Tout comme William Penn et sa communauté des Amis. Persécutés en Angleterre pour leurs croyances religieuses, ils acquièrent en 1681 une concession royale de terres en Amérique et entreprennent de développer leur nouvelle colonie sur des principes à la fois religieux et commerciaux. Les marchands quakers de Pennsylvanie deviennent des commerçants internationaux prospères. Comme les marchands puritains de Nouvelle-Angleterre, ils utilisent leurs liens familiaux et religieux pour former un réseau serré de relations de confiance s’étendant sur de longues distances. Ce type de système permettant de prendre des engagements commerciaux crédibles est l’une des conditions essentielles d’un développement économique solide. Dans la plupart des économies capitalistes d’aujourd’hui, il est intégré dans le droit complexe des contrats appliqués par les gouvernements par le biais des tribunaux.
Encore une autre société anglaise qui a contribué à peupler le Nouveau Monde était la Royal African Company. Agréée en 1672, cette société a procédé à une participation importante, mais non dominante, au commerce des esclaves. Pour le bénéfice des actionnaires, elle a amené dans l’hémisphère occidental des masses d’hommes et de femmes qui avaient été emmenés d’Afrique contre leur gré. Finalement, plusieurs milliers de marchands et de marins blancs des deux côtés de l’Atlantique ont participé à ce commerce, dont plusieurs centaines du Massachusetts et du Rhode Island. Le nombre total d’Africains transportés vers le Nouveau Monde était d’environ 10 millions. Leur destination était généralement le Brésil ou l’une des îles à sucre des Caraïbes, mais quelque 596 000 d’entre eux, soit environ un sur 17, sont allés dans des régions qui ont fait partie des États-Unis.

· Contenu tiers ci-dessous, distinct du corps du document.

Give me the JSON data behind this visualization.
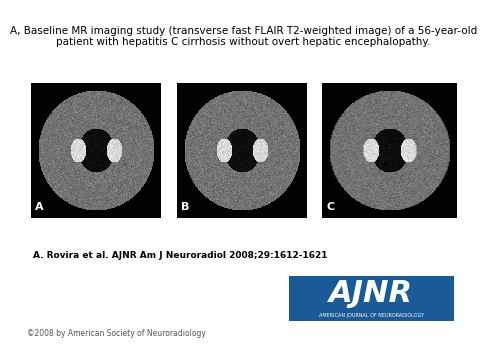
{
  "title_line1": "A, Baseline MR imaging study (transverse fast FLAIR T2-weighted image) of a 56-year-old",
  "title_line2": "patient with hepatitis C cirrhosis without overt hepatic encephalopathy.",
  "citation": "A. Rovira et al. AJNR Am J Neuroradiol 2008;29:1612-1621",
  "copyright": "©2008 by American Society of Neuroradiology",
  "labels": [
    "A",
    "B",
    "C"
  ],
  "bg_color": "#ffffff",
  "title_fontsize": 7.5,
  "citation_fontsize": 6.5,
  "copyright_fontsize": 5.5,
  "label_fontsize": 8,
  "ainr_bg_color": "#1a5a96",
  "ainr_text_color": "#ffffff",
  "ainr_text": "AJNR",
  "ainr_subtext": "AMERICAN JOURNAL OF NEURORADIOLOGY"
}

En 1776, les 13 colonies qui composaient les États-Unis d’origine ont déclaré leur indépendance après près de 170 ans de statut colonial britannique. Même à cette date précoce, la population de 2,5 millions d’habitants du nouveau pays comprenait d’abondants exemples des multiples visages du capitalisme. À l’époque comme aujourd’hui, le capitalisme pouvait servir des fins méprisables, des fins nobles ou un mélange des deux.
Entre les esclaves opprimés d’une part et les fermiers et entrepreneurs libres d’autre part se tenait un grand nombre de Blancs venus en Amérique en tant que serviteurs sous contrat. Entre la moitié et les deux tiers de tous les immigrants blancs avant la Révolution sont arrivés dans ces conditions. Ils affluent en Amérique principalement d’Angleterre, mais aussi d’Écosse, d’Irlande et d’Allemagne. (Quelques-uns ont été enlevés et embarqués de force, mais la plupart ont fait le voyage de leur plein gré. Ils ont échangé quatre à sept ans de travail contre un passage vers le Nouveau Monde.
Le capitalisme est donc bien arrivé dans les premiers navires, et sous de nombreuses formes différentes : le commerce légitime, la couverture légale de la liberté religieuse, la traite des esclaves et l’échange de travail des individus contre un billet pour l’Amérique. Pourtant, aucun de ces exemples ne représente le capitalisme moderne. Peu d’entre eux avaient un rapport avec la première révolution industrielle, et encore moins avec la deuxième ou la troisième. Chacun d’entre eux concernait l’agriculture, le commerce et les échanges, et non la technologie et la fabrication. Mais tous contenaient des éléments puissants de capitalisme, et cela s’est avéré être capital pour l’avenir de la nation.
Note de la rédaction : Thomas McCraw est décédé en 2012.